Prime Minister Tihomir Oreskovic said that it was the first step towards an efficient public administration that would ensure the consolidation of state agencies, a fair system in which the same competencies would be rewarded with the same pay and employees with outstanding performance promoted, and electronic access to services.

Oreskovic stressed that the reform of public administration was necessary for the implementation of policies that should result in economic and social progress.

He warned that changes in public administration were not easy, expressing confidence that a large number of planned reform measures would yield the first visible results in a few months' time.

Addressing the conference, Public Administration Minister Dubravka Jurlina Alibegovic said that the planned reforms were designed to remove problems in the system of public administration that had been identified by domestic and foreign institutions.

She said that the purpose of the reform was to improve the functioning and efficiency of public administration on the national, local and regional levels.

The conference was held under the auspices of the Croatian government and with the cooperation of the Dutch and French embassies and the European Commission.
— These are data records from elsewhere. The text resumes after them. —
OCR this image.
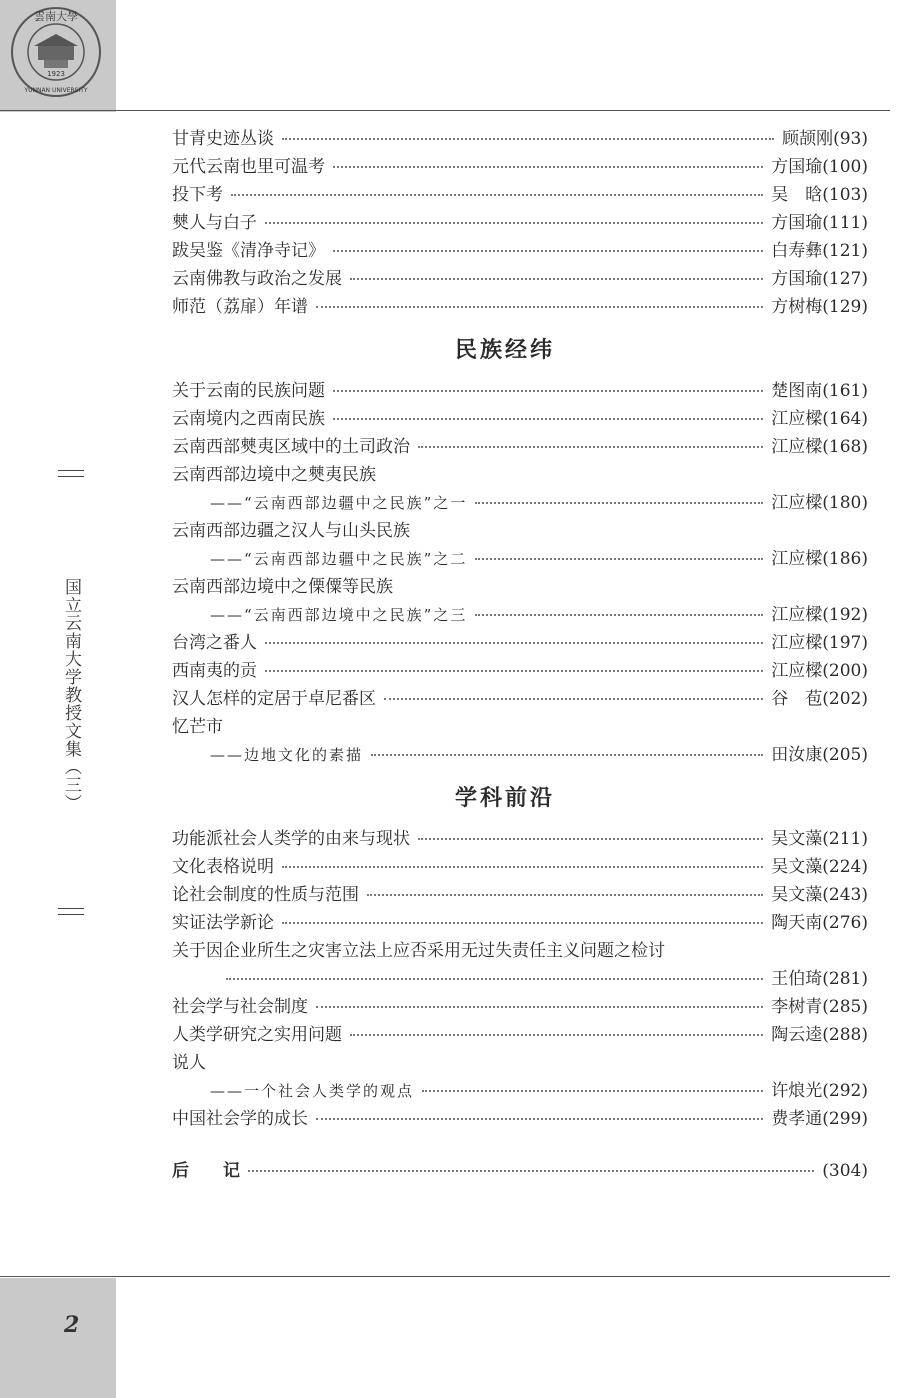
1923
雲南大學
YUNNAN UNIVERSITY
国立云南大学教授文集（三）
2
甘青史迹丛谈	顾颉刚(93)
元代云南也里可温考	方国瑜(100)
投下考	吴　晗(103)
僰人与白子	方国瑜(111)
跋吴鉴《清净寺记》	白寿彝(121)
云南佛教与政治之发展	方国瑜(127)
师范（荔扉）年谱	方树梅(129)
民族经纬
关于云南的民族问题	楚图南(161)
云南境内之西南民族	江应樑(164)
云南西部僰夷区域中的土司政治	江应樑(168)
云南西部边境中之僰夷民族
——“云南西部边疆中之民族”之一	江应樑(180)
云南西部边疆之汉人与山头民族
——“云南西部边疆中之民族”之二	江应樑(186)
云南西部边境中之傈僳等民族
——“云南西部边境中之民族”之三	江应樑(192)
台湾之番人	江应樑(197)
西南夷的贡	江应樑(200)
汉人怎样的定居于卓尼番区	谷　苞(202)
忆芒市
——边地文化的素描	田汝康(205)
学科前沿
功能派社会人类学的由来与现状	吴文藻(211)
文化表格说明	吴文藻(224)
论社会制度的性质与范围	吴文藻(243)
实证法学新论	陶天南(276)
关于因企业所生之灾害立法上应否采用无过失责任主义问题之检讨
王伯琦(281)
社会学与社会制度	李树青(285)
人类学研究之实用问题	陶云逵(288)
说人
——一个社会人类学的观点	许烺光(292)
中国社会学的成长	费孝通(299)
后　　记	(304)
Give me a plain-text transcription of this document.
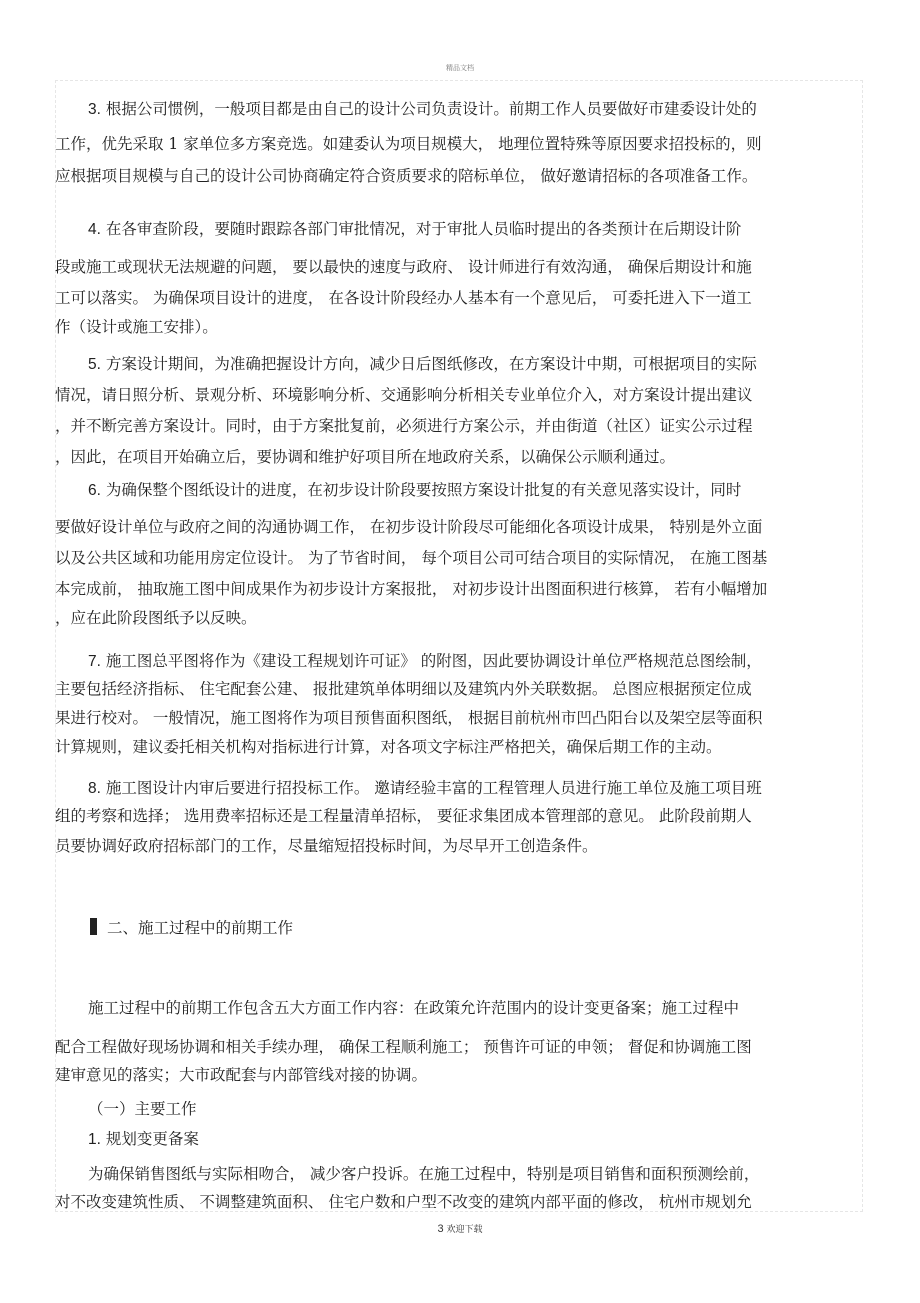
精品文档
3. 根据公司惯例，一般项目都是由自己的设计公司负责设计。前期工作人员要做好市建委设计处的
工作，优先采取 1 家单位多方案竞选。如建委认为项目规模大， 地理位置特殊等原因要求招投标的，则
应根据项目规模与自己的设计公司协商确定符合资质要求的陪标单位， 做好邀请招标的各项准备工作。
4. 在各审查阶段，要随时跟踪各部门审批情况，对于审批人员临时提出的各类预计在后期设计阶
段或施工或现状无法规避的问题， 要以最快的速度与政府、 设计师进行有效沟通， 确保后期设计和施
工可以落实。 为确保项目设计的进度， 在各设计阶段经办人基本有一个意见后， 可委托进入下一道工
作（设计或施工安排）。
5. 方案设计期间，为准确把握设计方向，减少日后图纸修改，在方案设计中期，可根据项目的实际
情况，请日照分析、景观分析、环境影响分析、交通影响分析相关专业单位介入，对方案设计提出建议
，并不断完善方案设计。同时，由于方案批复前，必须进行方案公示，并由街道（社区）证实公示过程
，因此，在项目开始确立后，要协调和维护好项目所在地政府关系，以确保公示顺利通过。
6. 为确保整个图纸设计的进度，在初步设计阶段要按照方案设计批复的有关意见落实设计，同时
要做好设计单位与政府之间的沟通协调工作， 在初步设计阶段尽可能细化各项设计成果， 特别是外立面
以及公共区域和功能用房定位设计。 为了节省时间， 每个项目公司可结合项目的实际情况， 在施工图基
本完成前， 抽取施工图中间成果作为初步设计方案报批， 对初步设计出图面积进行核算， 若有小幅增加
，应在此阶段图纸予以反映。
7. 施工图总平图将作为《建设工程规划许可证》 的附图，因此要协调设计单位严格规范总图绘制，
主要包括经济指标、 住宅配套公建、 报批建筑单体明细以及建筑内外关联数据。 总图应根据预定位成
果进行校对。 一般情况，施工图将作为项目预售面积图纸， 根据目前杭州市凹凸阳台以及架空层等面积
计算规则，建议委托相关机构对指标进行计算，对各项文字标注严格把关，确保后期工作的主动。
8. 施工图设计内审后要进行招投标工作。 邀请经验丰富的工程管理人员进行施工单位及施工项目班
组的考察和选择； 选用费率招标还是工程量清单招标， 要征求集团成本管理部的意见。 此阶段前期人
员要协调好政府招标部门的工作，尽量缩短招投标时间，为尽早开工创造条件。
二、施工过程中的前期工作
施工过程中的前期工作包含五大方面工作内容：在政策允许范围内的设计变更备案；施工过程中
配合工程做好现场协调和相关手续办理， 确保工程顺利施工； 预售许可证的申领； 督促和协调施工图
建审意见的落实；大市政配套与内部管线对接的协调。
（一）主要工作
1. 规划变更备案
为确保销售图纸与实际相吻合， 减少客户投诉。在施工过程中，特别是项目销售和面积预测绘前，
对不改变建筑性质、 不调整建筑面积、 住宅户数和户型不改变的建筑内部平面的修改， 杭州市规划允
3 欢迎下载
The head of the EC Representation, Branko Baricevic, said that a good public administration system was an important precondition for competitiveness.

He recalled that the EU had secured EUR 134 million through programmes assisting the improvement of public administration in the member states for the period until 2020.

The government plans to prepare an integral law on public administration by the autumn, it was said at the conference.

Assistant Public Administration Minister Mario Bebic said that the government would equalise the cost of labour in the entire public sector, define a wage policy and a system of remuneration.

A single law will equalise the value of jobs, Bebic said, recalling that until now people in public administration had left their jobs for better paid positions in agencies.

Since they are financed with public money, local self-government units and companies owned by them have been classified as public administration, Bebic said, adding that salaries in that sector would be harmonised as well.

"Public companies are not subject to the Salary Act but the state as their owner must define standards for the management of human resources," Bebic said, adding that "a minimal wage policy" had to exist in that sector as well.

He stressed that companies operating on the market would have free hands regarding the signing of collective agreements with trade unions.

However, if such companies are partly financed with public money, the government will have a certain degree of control. "The government will not control the content of collective agreements but it will control their financial effect," he said.

Assistant Public Administration Minister Marko Kovacic said that the number of public administration agencies would be reduced from 20 to seven. Some agencies will be merged, some will be joined with ministries and some will be transformed into companies, he said.

He also warned that there were more than 1,200 public administration regional offices and that their number would also be reduced, with some of their powers to be transferred to counties.

Kovacic also noted that voluntary mergers of local self-government units would be financially stimulated.